Unlike other instruments that are used for pipeline wall thickness measurements, the EMAT instrument does not require any physical coupling to the wall itself, Lacatena said. But all three instruments require the inside of the pipeline to be thoroughly clean, a requirement that necessitates a comprehensive pipeline cleaning project prior to inspection, Roberts said. The cleaning operation, conducted by Houston Contracting prior to the pump station 3 inspection, involved removing about 30-years-worth of accumulated wax and other grime, he said. After flushing hot oil from the main pipeline through the relief pipeline, the cleaning crew packed the line with 16,000 gallons of diesel fuel, a material that acted as a solvent for much of the material deposited on the pipeline wall. The diesel flush was followed by a pressure wash with hot water, squirting perhaps 100,000 gallons of water against the internal wall using a special machine.
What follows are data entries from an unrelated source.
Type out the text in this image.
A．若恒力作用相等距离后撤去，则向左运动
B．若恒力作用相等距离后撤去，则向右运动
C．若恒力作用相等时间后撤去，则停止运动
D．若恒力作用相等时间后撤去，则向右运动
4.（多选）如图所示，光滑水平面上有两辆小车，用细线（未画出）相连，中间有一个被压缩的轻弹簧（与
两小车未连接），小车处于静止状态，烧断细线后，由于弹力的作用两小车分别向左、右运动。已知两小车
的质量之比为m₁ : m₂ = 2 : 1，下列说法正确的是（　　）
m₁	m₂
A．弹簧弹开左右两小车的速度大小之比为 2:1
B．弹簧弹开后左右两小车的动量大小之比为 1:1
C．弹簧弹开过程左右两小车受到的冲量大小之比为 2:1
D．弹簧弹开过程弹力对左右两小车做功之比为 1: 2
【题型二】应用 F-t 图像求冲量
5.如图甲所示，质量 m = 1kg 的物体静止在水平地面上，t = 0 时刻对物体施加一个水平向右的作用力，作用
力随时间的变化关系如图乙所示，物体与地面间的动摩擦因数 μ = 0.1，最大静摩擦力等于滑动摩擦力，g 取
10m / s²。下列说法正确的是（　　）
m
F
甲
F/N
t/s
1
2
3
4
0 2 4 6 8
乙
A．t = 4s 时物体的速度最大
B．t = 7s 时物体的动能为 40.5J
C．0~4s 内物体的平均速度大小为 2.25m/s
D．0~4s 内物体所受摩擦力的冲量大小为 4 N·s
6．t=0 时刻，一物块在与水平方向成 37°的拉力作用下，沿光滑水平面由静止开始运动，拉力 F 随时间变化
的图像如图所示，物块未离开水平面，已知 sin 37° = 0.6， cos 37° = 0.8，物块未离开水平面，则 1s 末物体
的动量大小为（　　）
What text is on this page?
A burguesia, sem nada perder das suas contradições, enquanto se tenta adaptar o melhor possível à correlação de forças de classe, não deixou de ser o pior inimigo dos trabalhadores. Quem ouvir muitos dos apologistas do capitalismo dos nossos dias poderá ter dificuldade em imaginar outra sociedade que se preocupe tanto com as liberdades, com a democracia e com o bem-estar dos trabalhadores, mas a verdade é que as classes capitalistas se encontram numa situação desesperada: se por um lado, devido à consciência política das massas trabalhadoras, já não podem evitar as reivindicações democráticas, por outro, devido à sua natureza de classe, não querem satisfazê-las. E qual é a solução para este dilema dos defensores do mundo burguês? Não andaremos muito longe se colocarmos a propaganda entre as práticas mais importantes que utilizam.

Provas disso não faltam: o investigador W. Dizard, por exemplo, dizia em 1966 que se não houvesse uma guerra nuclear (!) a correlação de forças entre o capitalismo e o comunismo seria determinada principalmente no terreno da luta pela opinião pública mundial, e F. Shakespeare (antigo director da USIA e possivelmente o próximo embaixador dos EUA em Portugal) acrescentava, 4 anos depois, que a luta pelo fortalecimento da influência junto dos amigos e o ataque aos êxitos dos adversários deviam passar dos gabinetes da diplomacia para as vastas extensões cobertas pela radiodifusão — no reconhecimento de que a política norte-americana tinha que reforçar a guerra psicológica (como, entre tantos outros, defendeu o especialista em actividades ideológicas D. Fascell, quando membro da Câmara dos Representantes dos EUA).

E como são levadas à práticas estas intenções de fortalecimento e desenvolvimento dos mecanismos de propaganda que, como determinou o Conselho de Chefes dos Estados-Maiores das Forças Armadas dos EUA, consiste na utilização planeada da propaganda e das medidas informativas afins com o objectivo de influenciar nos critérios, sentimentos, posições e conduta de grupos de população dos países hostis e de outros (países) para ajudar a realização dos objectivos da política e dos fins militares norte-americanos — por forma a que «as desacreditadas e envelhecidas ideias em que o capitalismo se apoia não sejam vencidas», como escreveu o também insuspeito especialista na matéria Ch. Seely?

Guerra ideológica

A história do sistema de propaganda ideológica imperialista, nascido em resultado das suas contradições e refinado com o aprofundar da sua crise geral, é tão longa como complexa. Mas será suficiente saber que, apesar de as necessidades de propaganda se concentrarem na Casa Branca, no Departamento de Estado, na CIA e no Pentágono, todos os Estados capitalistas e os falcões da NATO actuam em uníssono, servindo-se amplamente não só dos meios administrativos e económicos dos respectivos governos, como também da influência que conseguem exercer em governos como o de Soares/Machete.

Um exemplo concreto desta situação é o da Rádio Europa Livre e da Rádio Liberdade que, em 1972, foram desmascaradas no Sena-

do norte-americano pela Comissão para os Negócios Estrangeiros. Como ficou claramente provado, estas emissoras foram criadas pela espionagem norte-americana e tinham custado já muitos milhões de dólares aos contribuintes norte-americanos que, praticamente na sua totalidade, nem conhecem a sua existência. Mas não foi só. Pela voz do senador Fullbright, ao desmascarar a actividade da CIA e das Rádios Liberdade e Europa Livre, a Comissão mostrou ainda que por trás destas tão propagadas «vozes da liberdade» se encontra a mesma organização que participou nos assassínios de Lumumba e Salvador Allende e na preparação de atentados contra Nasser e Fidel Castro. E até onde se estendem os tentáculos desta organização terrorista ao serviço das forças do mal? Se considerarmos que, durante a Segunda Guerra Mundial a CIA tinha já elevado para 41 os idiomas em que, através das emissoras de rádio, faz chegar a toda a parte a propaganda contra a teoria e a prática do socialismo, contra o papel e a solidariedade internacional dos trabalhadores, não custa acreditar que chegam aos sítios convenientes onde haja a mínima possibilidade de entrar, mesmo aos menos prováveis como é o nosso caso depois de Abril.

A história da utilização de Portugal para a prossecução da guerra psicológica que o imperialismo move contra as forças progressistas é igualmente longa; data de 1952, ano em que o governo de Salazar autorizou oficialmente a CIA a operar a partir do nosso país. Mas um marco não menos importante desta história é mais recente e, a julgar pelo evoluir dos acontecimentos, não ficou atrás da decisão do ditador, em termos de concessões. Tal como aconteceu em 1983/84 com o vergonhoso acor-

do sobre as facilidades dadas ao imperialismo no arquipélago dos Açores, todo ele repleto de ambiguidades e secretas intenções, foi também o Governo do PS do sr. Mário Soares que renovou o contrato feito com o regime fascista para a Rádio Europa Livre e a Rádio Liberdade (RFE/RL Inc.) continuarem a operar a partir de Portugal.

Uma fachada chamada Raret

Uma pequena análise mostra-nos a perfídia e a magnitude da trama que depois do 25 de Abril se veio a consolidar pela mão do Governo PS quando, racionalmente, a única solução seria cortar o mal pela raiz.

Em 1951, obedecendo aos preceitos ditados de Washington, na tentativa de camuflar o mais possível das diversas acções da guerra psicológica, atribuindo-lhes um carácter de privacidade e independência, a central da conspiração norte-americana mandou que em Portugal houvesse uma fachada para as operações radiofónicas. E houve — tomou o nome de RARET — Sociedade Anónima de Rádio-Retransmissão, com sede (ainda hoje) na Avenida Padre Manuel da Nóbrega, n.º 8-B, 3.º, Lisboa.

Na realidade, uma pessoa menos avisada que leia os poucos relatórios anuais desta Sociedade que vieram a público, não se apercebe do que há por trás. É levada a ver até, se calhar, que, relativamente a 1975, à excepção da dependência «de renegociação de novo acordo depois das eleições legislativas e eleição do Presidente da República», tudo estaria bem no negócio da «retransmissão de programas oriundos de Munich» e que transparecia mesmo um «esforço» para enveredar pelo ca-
By the end of the cleaning process, the inside of the pipe appeared like new steel, with even some original stenciled lettering visible, Lacatena said.

Testing the device

The two biggest risks in the pump station 3 inspection project were questions over how well it would be possible to clean the pipeline and how long it would take to conduct the inspection, Williamson said. And, rather than going into a live inspection unrehearsed, Alyeska ran some tests of the robotic crawler in 2013, using defunct piping in pump station 10, a pump station that has been out of commission for several years, Roberts said. In those tests Alyeska found that the crawler tool detected known anomalies in disused piping with a high level of accuracy, and that the device could successfully negotiate a pipeline that transitioned from a 36-inch to a 48-inch diameter, he said.

In the end, the live inspection this year in pump station 3 progressed very well, eventually being completed in good time, Williamson said.

And the condition of the pipeline? It was in terrific shape, with two exterior dents and a gouge, known from the pipeline construction, and with two small spots of insignificant corrosion, Lacatena said.